But there are limits. Though calls are handled through Skype's own peer-to-peer networking technology, you can't make calls outside of Facebook to Skype contacts, even if you have Skype software loaded on your computer. Facebook video calling is strictly Facebook friend to Facebook friend. And you can't call Facebook members who are not your friends.
Moreover, that friend-to-friend video call must take place computer to computer. You can't make or receive a Facebook video call to or from a mobile phone, at least not yet. Mobile video is of course possible through certain Skype apps or, say, using Apple's FaceTime video. Mobile is "a totally reasonable place for us to go," Bosworth tells me.
Once on a call, you can't turn off the video and make it an audio-only call as is possible on other services. And while you can tell your chat buddies that you are "offline" and unable to accept a call there aren't specific privacy controls in place that would let you cherry-pick who can call you via video and who cannot—you'd have to un-friend somebody to prevent them from calling.
You also can't share files during a call or have both of you watch, say, a You Tube
video. I also hit a few technical snags—a plug-in crash in Safari, video that froze while I left a message, software that was "temporarily unavailable."
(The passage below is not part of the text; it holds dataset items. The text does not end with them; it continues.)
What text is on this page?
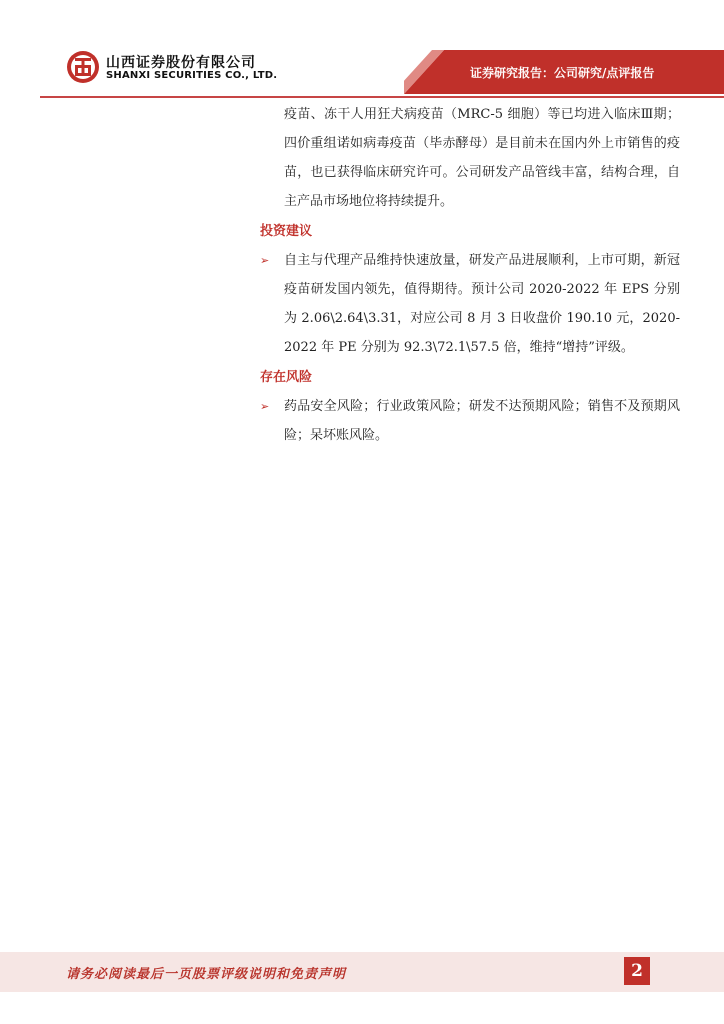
山西证券股份有限公司
SHANXI SECURITIES CO., LTD.	证券研究报告：公司研究/点评报告

疫苗、冻干人用狂犬病疫苗（MRC-5 细胞）等已均进入临床Ⅲ期；四价重组诺如病毒疫苗（毕赤酵母）是目前未在国内外上市销售的疫苗，也已获得临床研究许可。公司研发产品管线丰富，结构合理，自主产品市场地位将持续提升。

投资建议
➢	自主与代理产品维持快速放量，研发产品进展顺利，上市可期，新冠疫苗研发国内领先，值得期待。预计公司 2020-2022 年 EPS 分别为 2.06\2.64\3.31，对应公司 8 月 3 日收盘价 190.10 元，2020-2022 年 PE 分别为 92.3\72.1\57.5 倍，维持“增持”评级。

存在风险
➢	药品安全风险；行业政策风险；研发不达预期风险；销售不及预期风险；呆坏账风险。

请务必阅读最后一页股票评级说明和免责声明	2
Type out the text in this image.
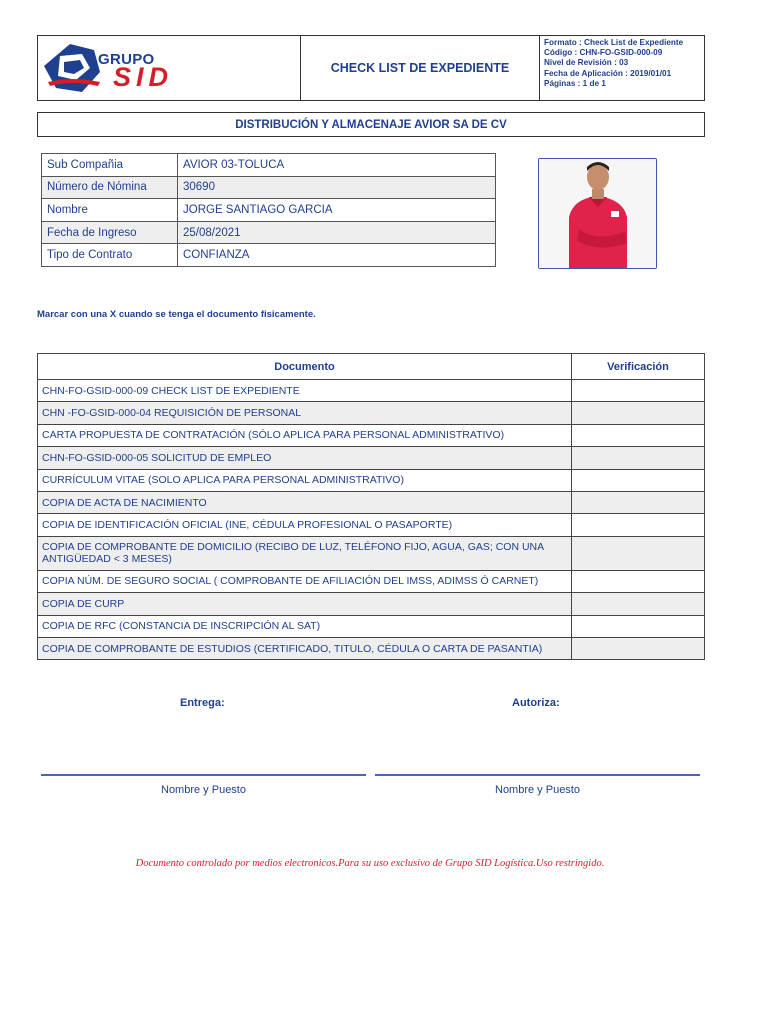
GRUPO
SID	CHECK LIST DE EXPEDIENTE
Formato : Check List de Expediente
Código : CHN-FO-GSID-000-09
Nivel de Revisión : 03
Fecha de Aplicación : 2019/01/01
Páginas : 1 de 1
DISTRIBUCIÓN Y ALMACENAJE AVIOR SA DE CV
Sub Compañia	AVIOR 03-TOLUCA
Número de Nómina	30690
Nombre	JORGE SANTIAGO GARCIA
Fecha de Ingreso	25/08/2021
Tipo de Contrato	CONFIANZA
Marcar con una X cuando se tenga el documento fisicamente.
Documento	Verificación
CHN-FO-GSID-000-09 CHECK LIST DE EXPEDIENTE	
CHN -FO-GSID-000-04 REQUISICIÓN DE PERSONAL	
CARTA PROPUESTA DE CONTRATACIÓN (SÓLO APLICA PARA PERSONAL ADMINISTRATIVO)	
CHN-FO-GSID-000-05 SOLICITUD DE EMPLEO	
CURRÍCULUM VITAE (SOLO APLICA PARA PERSONAL ADMINISTRATIVO)	
COPIA DE ACTA DE NACIMIENTO	
COPIA DE IDENTIFICACIÓN OFICIAL (INE, CÉDULA PROFESIONAL O PASAPORTE)	
COPIA DE COMPROBANTE DE DOMICILIO (RECIBO DE LUZ, TELÉFONO FIJO, AGUA, GAS; CON UNA ANTIGÜEDAD < 3 MESES)	
COPIA NÚM. DE SEGURO SOCIAL ( COMPROBANTE DE AFILIACIÓN DEL IMSS, ADIMSS Ó CARNET)	
COPIA DE CURP	
COPIA DE RFC (CONSTANCIA DE INSCRIPCIÓN AL SAT)	
COPIA DE COMPROBANTE DE ESTUDIOS (CERTIFICADO, TITULO, CÉDULA O CARTA DE PASANTIA)	
Entrega:	Autoriza:
Nombre y Puesto	Nombre y Puesto
Documento controlado por medios electronicos.Para su uso exclusivo de Grupo SID Logística.Uso restringido.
Though mum on specifics, Skype exec Neil Stevens
says the Facebook deal will eventually involve mobile and landline minutes.
The timing is apparently coincidental, but Facebook's video launch comes shortly after the Google+ debut. My first impressions of Google+ are positive, though it's still very early and membership is quite limited. Google+ is built around the conceit of "circles," groups of friends who fit one or more categories, circles for family, work, people you are following and so on. The idea is you can share stuff with one circle of intimates that you would be totally embarrassed to share with another group.
I find the group video chat with up to 10 people who show up when you announce a hangout intriguing. And you can also be in hangout session while watching YouTube video. But one of the two colleagues I hung out with simultaneously encountered some microphone and sound issues.
One word of advice: pay attention to the light on your computer indicating your webcam sees and hear you. I learned the hard way. I had initiated a hangout session when my regular phone rang. As I spoke on the phone I was unaware that a friend dropped in on my hangout. He saw me and heard every word I made on the regular call.